From: Philip Nienhuis
Subject: Re: Handling variable number of output arguments in multi-level function calls
Date: Fri, 12 Dec 2014 04:21:22 -0800 (PST)

Jose wrote
> Dear community.
> 
> I often face the situation in which a function (say f1) calls another 
> function internally (say f2) whose number of outputs depends on the 
> number of outputs requested from the upper calling function f1. 
> Something like this
> --->
> function [o1,o2]=f1(varargin)
>    ...
>    if nargout==1
>      [o1]=f2(varargin{:});
>    elseif nargout==2
>      [o1,o2]=f2(varargin{:});
>    endif
>    ...
> endfunction
> <---
> This example shows how I am handling the problem of calling f2 with the 
> right number of output arguments. I suspect that this is something that 
> other users also face often, and I also suspect that there might be a 
> better way to handle this (one can imagine easily how the code gets 
> cluttered in case there are many output arguments).
> 
> Does somebody know a more elegant (and perhaps more efficient?) way to 
> handle this?

"code gets cluttered" - that depends on what one calls "cluttered". That's a
question of coding discipline.
There are the standard ways to keep code readable and maintainable as much
as possible:
- code layout
- subfunctions
- to-the-point comments
- plus more sophisticated stuff (doxygen, ...)

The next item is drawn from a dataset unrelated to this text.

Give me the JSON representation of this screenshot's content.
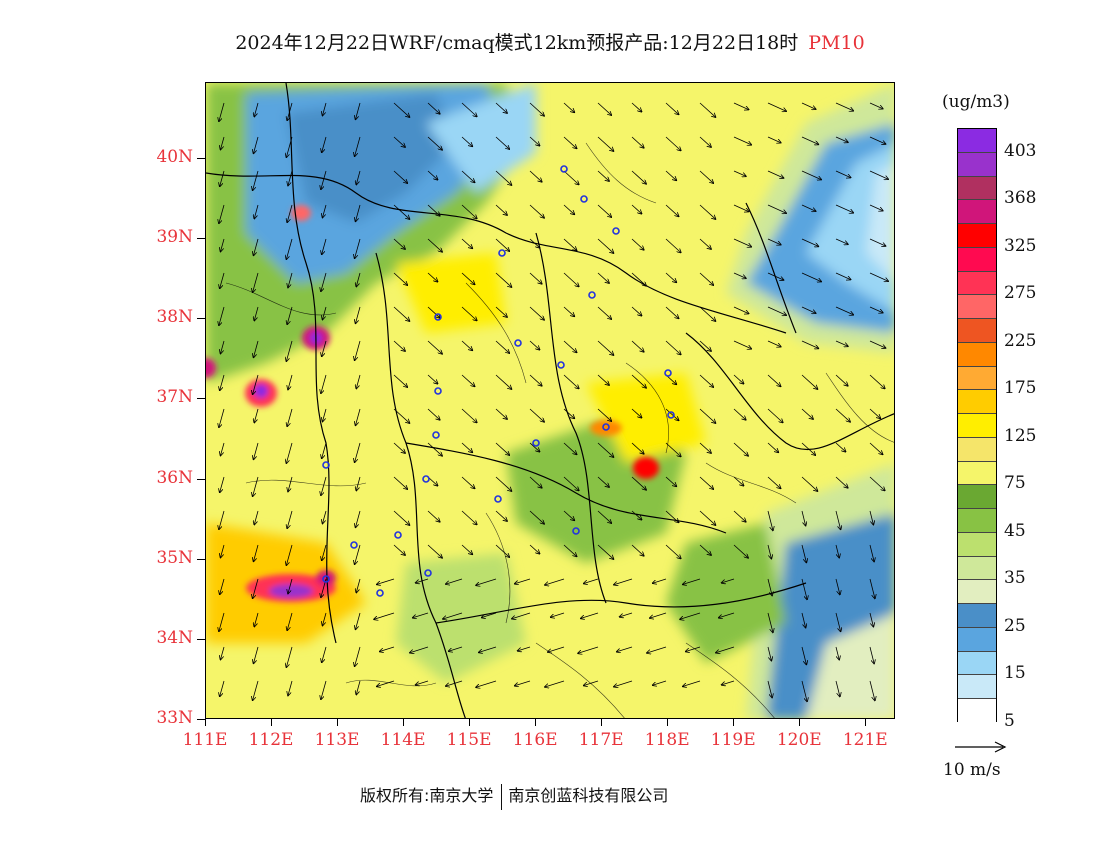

AFAIK nargout is the most suitable way to deal with output depending on the
number of requested output args.

There are other ways, like
[~, ~, outarg3, ~, outarg5] = foobar (varargin) 
that uses only output arguments #3 and#5 and skips the rest. But then the
selection of which outargs to use is made by the caller, not the called
function (foobar). Then foobar() will always compute all output args,
whether requested or not , which depending on the case at hand may be a
negligible or significant waste of CPU cycles.

Another way is to return outputs (don't forget to at least initialize all)
depending on the number of input args to foobar().

I think that's about all the choice there is.